Being considered for a loan means that four primary aspects of your financial life will be viewed and scrutinized by a mortgage lender: your income, your debt, your credit and your money for move in. The following is a guide on the questions that a lender will ask, and the reasons behind them.
Income & Employment
What is your gross income?
This question is used to gauge your pre-tax and pre-deduction earnings. This is the baseline lenders use to determine the mortgage amount that you will qualify for.
Do you make any overtime pay or bonuses?
This question is used to determine if you have any other income that can be utilized toward increasing the approval amount.
How long have you been employed?
This question is used to gauge stability of your income. Individuals who jump careers every few years are considered to be a higher risk when it comes to loans than someone who has stayed at the same place of employment doing the same type of work for 24 months or longer.
What is the minimum amount you pay toward all unsecured loans each month?
This question is used to determine the amount of disposable income a borrower has once all of their monthly financial obligations have been met. Unsecured debt applies to credit cards, personal loans, student loans, car payments or any other monthly payment currently being made to satisfy a debt.
Do you have any debts in default or collection?
While this will be discovered when pulling a credit report, this question is used as an opportunity to head any negative items that you are aware of on your credit report off at the pass. Not all negative items are a death sentence when it comes to a mortgage approval. This question is designed to help a loan officer assess your overall financial health, and give you an opportunity to state your case in the event of any inconsistencies.
Once a lender has pulled a borrower’s credit they may have questions on items that exist on a credit report. The most common are questions asking a borrower to verify any negative items that exist on a credit report in order to validate the information as reported.
Money for Move In
Lenders want to validate available assets that can be applied toward down payments and closing costs when making a home purchase. The more available funds a borrower has to close on a home will be the less of a risk they are considered, meaning that they are more likely to obtain a loan. The following are some of the more common questions that a lender will ask in regard to money for move in.
Do you have a savings account?
How much is in your savings account?
Do you have an IRA or 401K that you could access for additional funds?
Do you have a family member that would be willing to provide you funds as a gift for down payment or closing costs?

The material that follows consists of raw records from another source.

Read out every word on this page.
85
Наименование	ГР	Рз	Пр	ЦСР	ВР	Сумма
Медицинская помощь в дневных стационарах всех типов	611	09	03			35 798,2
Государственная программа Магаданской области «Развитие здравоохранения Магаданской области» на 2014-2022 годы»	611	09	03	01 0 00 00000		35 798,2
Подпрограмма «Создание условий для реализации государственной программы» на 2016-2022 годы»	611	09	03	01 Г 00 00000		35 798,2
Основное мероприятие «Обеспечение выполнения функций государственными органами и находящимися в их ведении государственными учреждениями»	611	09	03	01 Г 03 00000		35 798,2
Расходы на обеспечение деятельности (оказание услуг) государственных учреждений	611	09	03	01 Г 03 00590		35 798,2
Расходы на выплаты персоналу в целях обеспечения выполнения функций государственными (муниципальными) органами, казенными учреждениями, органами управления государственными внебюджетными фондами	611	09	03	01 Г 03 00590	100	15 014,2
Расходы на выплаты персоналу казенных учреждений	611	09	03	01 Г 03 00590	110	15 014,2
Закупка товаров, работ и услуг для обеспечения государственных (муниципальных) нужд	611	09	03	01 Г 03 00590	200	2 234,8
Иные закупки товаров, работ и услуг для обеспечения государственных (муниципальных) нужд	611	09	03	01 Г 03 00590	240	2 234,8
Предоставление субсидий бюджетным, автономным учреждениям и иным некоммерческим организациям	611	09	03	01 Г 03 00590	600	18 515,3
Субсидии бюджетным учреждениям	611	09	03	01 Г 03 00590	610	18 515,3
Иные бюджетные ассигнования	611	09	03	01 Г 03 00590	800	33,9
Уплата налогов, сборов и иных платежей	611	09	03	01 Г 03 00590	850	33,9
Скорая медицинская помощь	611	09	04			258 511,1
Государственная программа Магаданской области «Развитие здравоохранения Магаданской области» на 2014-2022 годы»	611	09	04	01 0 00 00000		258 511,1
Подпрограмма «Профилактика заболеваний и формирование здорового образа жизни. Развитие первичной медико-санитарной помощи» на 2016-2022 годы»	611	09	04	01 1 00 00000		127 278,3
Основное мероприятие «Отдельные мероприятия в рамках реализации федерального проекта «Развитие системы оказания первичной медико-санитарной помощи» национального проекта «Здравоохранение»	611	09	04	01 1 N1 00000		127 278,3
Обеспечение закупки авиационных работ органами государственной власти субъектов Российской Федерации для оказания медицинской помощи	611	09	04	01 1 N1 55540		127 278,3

Lenders questions will vary from one borrower to another based on the buyer’s unique financial situation. However, this information can be utilized as a baseline guide for being prepared when applying for a mortgage. Prior to applying for a mortgage, borrowers should have a copy of their credit report so that no surprises occur during the loan application process. You can download a free credit report from all three bureaus at www.annualcreditreport.com.